Merkel conditions rock Begrade's EU hopes: Official

BELGRADE : Belgrade has been taken aback by the German Chancellor's insistence that Serbia improve relations with Kosovo

Serbia has refused to recognise Kosovo's 2008 declaration of independence but fulfilling Angela Merkel's conditions would, Belgrade fears effectively mean giving up its claim on Kosovo.

Having arrested Ratko Mladic and Goran Hadzic this year, Serbia had hoped it had done enough to obtain not only EU candidate status but also get a date for the start of accession talks.

The pair were the last fugitives wanted by the International Criminal Tribunal for the Former Yugoslavia in The Hague.

Belgrade is particularly unhappy at Merkel's insistence that it must dismantle the parallel administrative structures it maintains in Kosovo's Serb majority north, such as post offices, schools and municipal administrations.

"Serbian institutions are necessary for the Serb community in Kosovo and we can neither give up those institutions, nor abolish them because that would mean giving up our wish to keep Kosovo in Serbia," Serbia's Minister for Kosovo Goran Bogdanovic told the Beta news agency Wednesday.

All demands to abolish "so-called parallel institutions" for Serbs in Kosovo are "absolutely unacceptable," he stressed.

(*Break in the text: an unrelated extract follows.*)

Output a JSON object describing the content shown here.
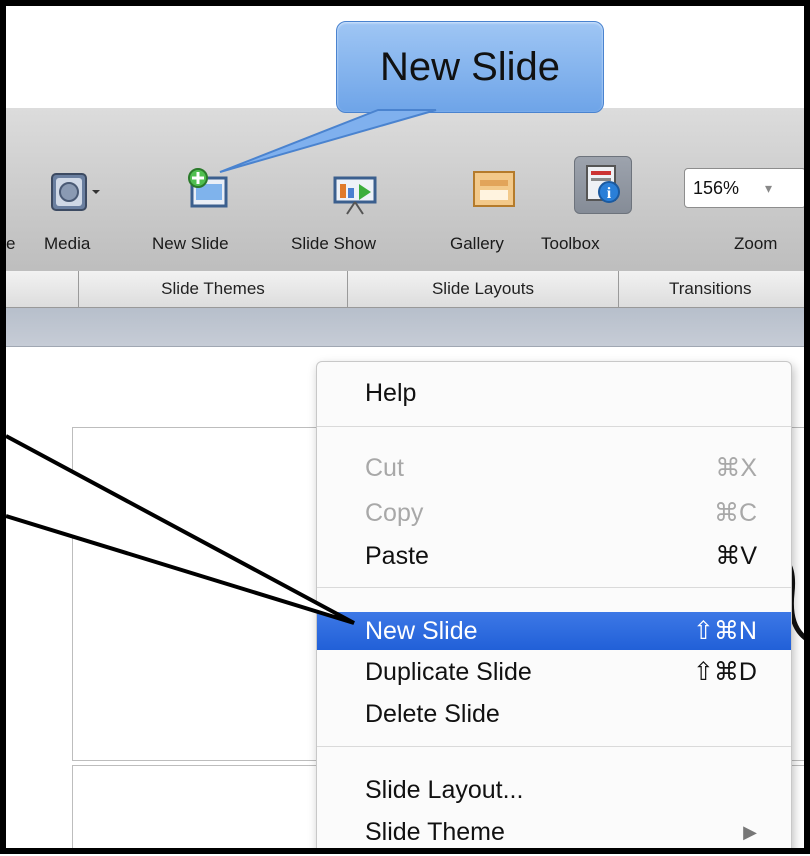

While only a few pockets of ethnic Serbs remain in Kosovo, the territory is seen as the cradle Serbian history and culture and is still formally the seat of the very powerful Serb Orthodox Church.

Merkel visited Belgrade on Tuesday after fresh tensions flared between Serbia and Kosovo.

Serbia's ambassador in Germany, Ivo Viskovic, told broadcaster B92 that Belgrade was not surprised so much by Merkel's list of conditions but rather by her harsh tone.

"Maybe just the sharpness of the request to abolish the institutions in northern Kosovo is something that was not expected.

"The request is something that Serbian authorities absolutely cannot accept at the moment," he said.

The government in Belgrade had also hoped to capitalise on an EU candidacy this year to boost its chances in general elections expected in spring 2012.

Viskovic said Berlin was calculating that Serbia would do anything to get candidacy status at this point.

The head of a foreign ministry advisory body known as the Foreign Policy Council, Sonja Liht, said she was surprised by Merkel's message.

"These conditions were unexpected... until now it was clear that there would not be new conditions except a continuation of the dialogue with Pristina" started in March under EU mediation, she said.

Merkel on Tuesday listed the conditions that she said Belgrade must meet if it wanted to be accepted as an EU candidate this year.

"If Serbia wants to achieve candidate status it should resume the dialogue (with Pristina) and achieve results in that dialogue, enable (the European judicial mission) EULEX to work in all regions of Kosovo, and abolish parallel structures", Merkel said in Belgrade.

At a lunch with top government officials Merkel insisted that Kosovo was an independent state and that it was necessary to find more creative and innovative solutions, the Blic daily said.

This was interpreted in Belgrade as a message to Serbian authorities "to find the right way to present Kosovo's independence to their citizens once the time comes", the paper said, and quoting anonymous sources.

Merkel's visit came just days before the EU-mediated dialogue was set to resume after a turbulent month in Kosovo's north.

The crisis flared in late July when Pristina forcibly replaced ethnic Serb border guards attached to the Kosovo police with ethnic Albanian officers at two border crossings to enforce a trade ban with Serbia.

Residents in northern Kosovo reacted angrily and an ethnic Albanian police officer was killed and four injured in ensuing clashes.

European Union-mediated talks aimed at easing day-to-day headaches between the sides are due to resume on September 2.